I guess I don't know precisely why I felt frustrated and cheated and even a little pissed off by the plot of The Queen's Gambit, but it didn't make me as dreamy-eyed and frothy as it seemed to make everyone else. I doubt that those of you who enjoyed it think that alcoholism or mental illness can be cured by winning a big chess match -- I know you're not dummies. But I guess it's just hard for me to watch a sweet, perfect bow be tied around the contents of Beth's story as if things were all-better now and forever. If anything, she is probably headed for an even darker period of time having achieved this huge goal with nothing really in the on-deck circle. It's like the satisfaction of eating a really sugary treat and feeling the hyper-buzz for a bit before crashing, hard.
That wasn't in the script for The Queen's Gambit, I get that. But those of us who have held alcoholics in our arms and in our hearts know that the worst is yet to come for the Beth's of the real world. Maybe that is what makes the show so completely unsatisfying.

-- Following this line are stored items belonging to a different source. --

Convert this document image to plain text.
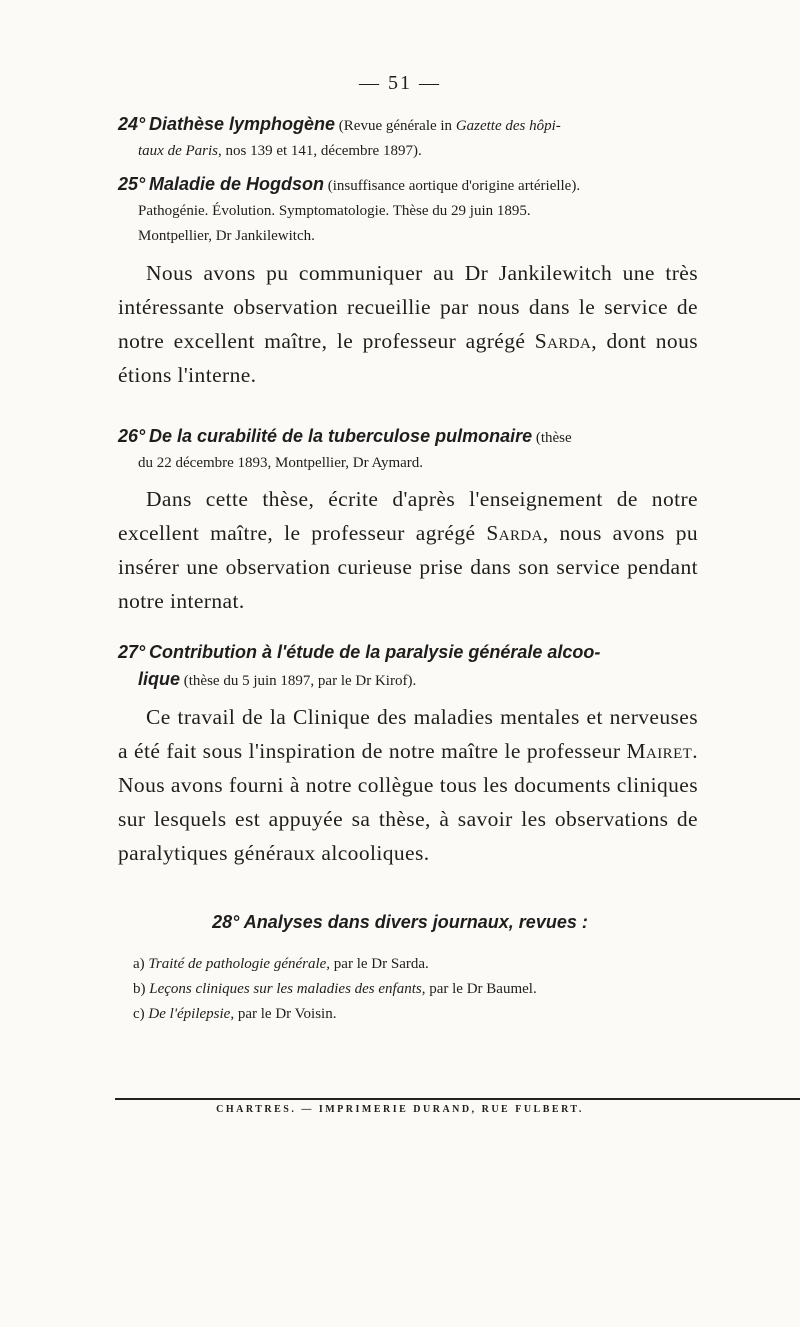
— 51 —
24° Diathèse lymphogène (Revue générale in Gazette des hôpi-
taux de Paris, nos 139 et 141, décembre 1897).
25° Maladie de Hogdson (insuffisance aortique d'origine artérielle).
Pathogénie. Évolution. Symptomatologie. Thèse du 29 juin 1895.
Montpellier, Dr Jankilewitch.
Nous avons pu communiquer au Dr Jankilewitch une très intéressante observation recueillie par nous dans le service de notre excellent maître, le professeur agrégé Sarda, dont nous étions l'interne.
26° De la curabilité de la tuberculose pulmonaire (thèse
du 22 décembre 1893, Montpellier, Dr Aymard.
Dans cette thèse, écrite d'après l'enseignement de notre excellent maître, le professeur agrégé Sarda, nous avons pu insérer une observation curieuse prise dans son service pendant notre internat.
27° Contribution à l'étude de la paralysie générale alcoo-
lique (thèse du 5 juin 1897, par le Dr Kirof).
Ce travail de la Clinique des maladies mentales et nerveuses a été fait sous l'inspiration de notre maître le professeur Mairet. Nous avons fourni à notre collègue tous les documents cliniques sur lesquels est appuyée sa thèse, à savoir les observations de paralytiques généraux alcooliques.
28° Analyses dans divers journaux, revues :
a) Traité de pathologie générale, par le Dr Sarda.
b) Leçons cliniques sur les maladies des enfants, par le Dr Baumel.
c) De l'épilepsie, par le Dr Voisin.
CHARTRES. — IMPRIMERIE DURAND, RUE FULBERT.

Chess is all about how you move the pieces around the board and what strategies you employ. I know that more from chess-as-a-metaphor than chess-as-a-game. There's a reason I would often come to the tearful conclusion that there was "no winning in it for me" with the person in my life. That I had played the game through to the end using every strategy I could and it never resulted in me getting what I wanted, let alone what I needed, from him or from our relationship. That our "game" had become abusive and toxic. Leaving was my only dignified option. But I still miss him every day. It's hard to reconcile holding love in my heart for someone who caused so much destruction, but this is the path we walk when we care about an alcoholic. While it is true that every relationship is its own type of chess match, some are just gentler and kinder and more for fun while others are brutal and competitive and out-for-blood.
I guess all this proves is that life is messier than a TV show. It's more complicated and more corrupt. It's less about "happily ever after" and more about the merging and overlap of ends and beginnings. It would be nice if all we had to do was achieve one goal to make the rest of our lives smooth and easy and problem-free. That beating an opponent would reverse all other ailments, no matter how unrelated. I guess I can't watch a show like The Queen's Gambit and suspend reality in the same way I can about, say, a squad of scheming ballet academy students (which may or may not be the topic of my current Netflix binge show). We all have our things. And for me? Knowing that the only way I could survive was to leave him flailing in the water alone will always weigh on my conscience, no matter how "right" the decision was -- no matter how much he wanted me to leave him there to flail.
I couldn't win. So getting out alive was my next best option.
I'm glad Beth beat that Russian guy at chess though. That really solved the Cold War.
This is a variation of a post originally written for the I Spy in 2020 blog.